Vallisneria varieties, also known simply as ‘Vals’, are an aquarium plant species popular for their resemblance of sea grass, quick growth and easy care. They can reach a height of anywhere between a few inches to right across the top of your tank and the tall leaves make a great hiding place for shy fish.
Keep reading for everything you need to know about Vallisneria care and how to grow it in your own planted tank!
|Min tank size||10 gal/38L|
|Temperature||63-82 °F/17-28 °C|
Due to the heights it can reach, Vallisneria is mostly a background plant and can be placed at the back of to the sides of your aquarium. Planting is pretty straightforward: just stick your Vallisneria into the substrate and, if it already has extensive root systems, be sure to cover those as well without burying them completely. Extra iron is really appreciated by this plant and you may want to stick a few root tabs in the substrate nearby while planting.
If you’re having trouble keeping the plant from becoming uprooted and floating back to the surface the first few days, placing a few rocks around it to keep the roots down may be a good idea.
Always be sure not to plant your Vals too deep! If you bury the light part at the bottom of the leaves, known as the crown, you may find them dying off after a while.
Vallisneria care & tankmates
As mentioned earlier, Vallisneria care is not difficult at all. In fact, this species is actually on the list of the 8 easiest aquarium plants and can even survive in low-end brackish water and subtropical aquariums. Lots of extra lighting and Co2 aren’t necessary, although as with all plants they are appreciated.
- One important point to keep in mind is that Vallisneria doesn’t seem to appreciate soft, acidic waters and will grow slowly or even die off completely when pH gets close to 6. Harder, alkaline waters, like in a guppy tank, are ideal.
- Once your Vallisneria has had some time to settle, you should start seeing growth. The mother plant should increase in height and, after a while, will also start propagating by sending out runners in all directions. Once these have developed a few leaves and a root system of their own, you can cut them off and re-plant or remove them.
- If you find your Vals are becoming a bit too tall and dense, you can thin them out by removing a a few leaves or runners. You can also prune individual leaves by cutting them with a pair of sharp aquarium scissors; just be sure not to damage the leaf or it will die off instead of growing back. If a leaf has become algae-covered or seems to be dying, you can simply remove it.

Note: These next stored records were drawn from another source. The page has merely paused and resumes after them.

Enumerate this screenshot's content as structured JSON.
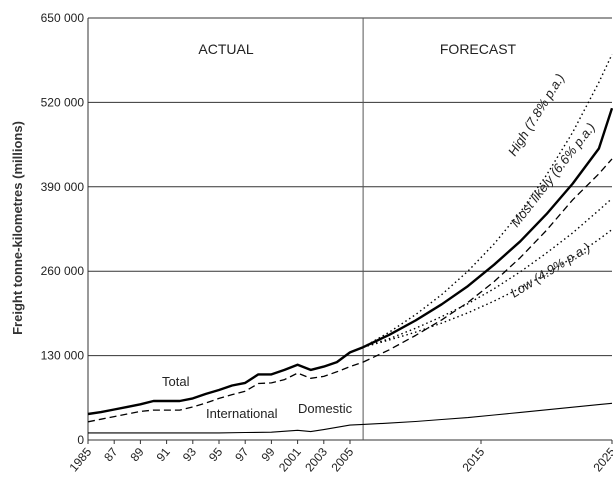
{
  "chart_data": {
    "type": "line",
    "title": "",
    "ylabel": "Freight tonne-kilometres (millions)",
    "xlabel": "",
    "ylim": [
      0,
      650000
    ],
    "xlim": [
      1985,
      2025
    ],
    "y_ticks": [
      "650 000",
      "520 000",
      "390 000",
      "260 000",
      "130 000",
      "0"
    ],
    "y_tick_values": [
      650000,
      520000,
      390000,
      260000,
      130000,
      0
    ],
    "x_ticks": [
      "1985",
      "87",
      "89",
      "91",
      "93",
      "95",
      "97",
      "99",
      "2001",
      "2003",
      "2005",
      "2015",
      "2025"
    ],
    "x_tick_values": [
      1985,
      1987,
      1989,
      1991,
      1993,
      1995,
      1997,
      1999,
      2001,
      2003,
      2005,
      2015,
      2025
    ],
    "divider_year": 2006,
    "sections": {
      "actual": "ACTUAL",
      "forecast": "FORECAST"
    },
    "series": [
      {
        "name": "Total",
        "style": "solid-thick",
        "x": [
          1985,
          1986,
          1987,
          1988,
          1989,
          1990,
          1991,
          1992,
          1993,
          1994,
          1995,
          1996,
          1997,
          1998,
          1999,
          2000,
          2001,
          2002,
          2003,
          2004,
          2005,
          2006
        ],
        "y": [
          40000,
          43000,
          47000,
          51000,
          55000,
          60000,
          60000,
          60000,
          64000,
          71000,
          77000,
          84000,
          88000,
          101000,
          101000,
          108000,
          116000,
          108000,
          113000,
          120000,
          135000,
          143000
        ]
      },
      {
        "name": "International",
        "style": "dashed",
        "x": [
          1985,
          1986,
          1987,
          1988,
          1989,
          1990,
          1991,
          1992,
          1993,
          1994,
          1995,
          1996,
          1997,
          1998,
          1999,
          2000,
          2001,
          2002,
          2003,
          2004,
          2005,
          2006
        ],
        "y": [
          28000,
          32000,
          36000,
          40000,
          44000,
          46000,
          46000,
          46000,
          51000,
          57000,
          64000,
          70000,
          75000,
          87000,
          88000,
          93000,
          103000,
          95000,
          98000,
          105000,
          113000,
          120000
        ]
      },
      {
        "name": "Domestic",
        "style": "solid-thin",
        "x": [
          1985,
          1987,
          1989,
          1991,
          1993,
          1995,
          1997,
          1999,
          2001,
          2002,
          2003,
          2005,
          2006,
          2008,
          2010,
          2012,
          2014,
          2016,
          2018,
          2020,
          2022,
          2024,
          2025
        ],
        "y": [
          11000,
          11000,
          11000,
          11000,
          11000,
          11000,
          11500,
          12000,
          15000,
          13000,
          16000,
          23000,
          24000,
          26000,
          28500,
          31500,
          34500,
          38500,
          42500,
          46500,
          50500,
          54500,
          56500
        ]
      },
      {
        "name": "High (7.8% p.a.)",
        "style": "dotted",
        "x": [
          2006,
          2008,
          2010,
          2012,
          2014,
          2016,
          2018,
          2020,
          2022,
          2024,
          2025
        ],
        "y": [
          143000,
          166000,
          193000,
          224000,
          260000,
          302000,
          351000,
          408000,
          474000,
          551000,
          594000
        ]
      },
      {
        "name": "Most likely (6.6% p.a.)",
        "style": "solid-thick",
        "x": [
          2006,
          2008,
          2010,
          2012,
          2014,
          2016,
          2018,
          2020,
          2022,
          2024,
          2025
        ],
        "y": [
          143000,
          162000,
          184000,
          209000,
          237000,
          270000,
          306000,
          348000,
          395000,
          449000,
          511000
        ]
      },
      {
        "name": "Most likely (6.6% p.a.) (dashed)",
        "style": "dashed",
        "x": [
          2006,
          2008,
          2010,
          2012,
          2014,
          2016,
          2018,
          2020,
          2022,
          2024,
          2025
        ],
        "y": [
          120000,
          139000,
          161000,
          185000,
          212000,
          244000,
          281000,
          323000,
          370000,
          410000,
          433000
        ]
      },
      {
        "name": "Low (4.9% p.a.)",
        "style": "dotted",
        "x": [
          2006,
          2008,
          2010,
          2012,
          2014,
          2016,
          2018,
          2020,
          2022,
          2024,
          2025
        ],
        "y": [
          143000,
          156000,
          172000,
          190000,
          210000,
          233000,
          259000,
          288000,
          319000,
          354000,
          372000
        ]
      },
      {
        "name": "Low (4.9% p.a.) (dotted lower)",
        "style": "dotted",
        "x": [
          2006,
          2008,
          2010,
          2012,
          2014,
          2016,
          2018,
          2020,
          2022,
          2024,
          2025
        ],
        "y": [
          143000,
          154000,
          166000,
          180000,
          196000,
          214000,
          234000,
          256000,
          281000,
          309000,
          324000
        ]
      }
    ],
    "labels": {
      "total": "Total",
      "international": "International",
      "domestic": "Domestic",
      "high": "High (7.8% p.a.)",
      "most_likely": "Most likely (6.6% p.a.)",
      "low": "Low (4.9% p.a.)"
    },
    "grid": true
  }
}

- When it comes to tankmates, Vallisneria will withstand almost anything. Although it can fall prey to destructive fancy goldfish and large crayfish varieties, due to the large root systems it develops it’s actually one of the only plant species that can be kept in a tank with African cichlids at reasonable succes rates.
Problems with Vallisneria
Although Vallisneria is not a difficult plant to grow, many fishkeepers do experience some trouble with theirs. If you find your Vallisneria isn’t doing too well, it may be due to one of the following problems:
- Planted too deep. The crown and the top and the root system should be left exposed.
- Iron deficiency. If new leaves are pale and white, the root tabs mentioned earlier might help.
- Unstable liquid Co2 use. It’s sometimes reported that dosing liquid Co2 can cause Vallisneria to melt. This should be prevented by a stable dosage and not using these products off and on!
- Lack of nitrates. Poor Vallisneria growth can be caused by a lack of nitrates in the water. A fertilizer should help fix this.
Finding Vallisneria shouldn’t be too much of a challenge. Most aquarium stores carry at least the most popular types, such as Vallisneria spiralis and gigantea. You can also find it online!
When choosing your Vallisneria, be sure to keep in mind the size of your tank and the look you’re going for. Vallisneria spiralis, Vallisneria nana and the twisted-leaved Vallisneria tortifolia (also known as corkscrew Val) will stay relatively small and should work well in tanks of at least 10 gallons (38L). Vallisneria gigantea (jungle Val), however, is a whole different story and can grow to up to 30 inch (75 cm) or more. This makes it suitable only for larger aquariums!
As with many plant species, there is quite a bit of confusion regarding Vallisneria names. They grow differently in different conditions, making it very hard to distinguish between varieties sometimes. Before buying, take a good look at the plant or the reviews.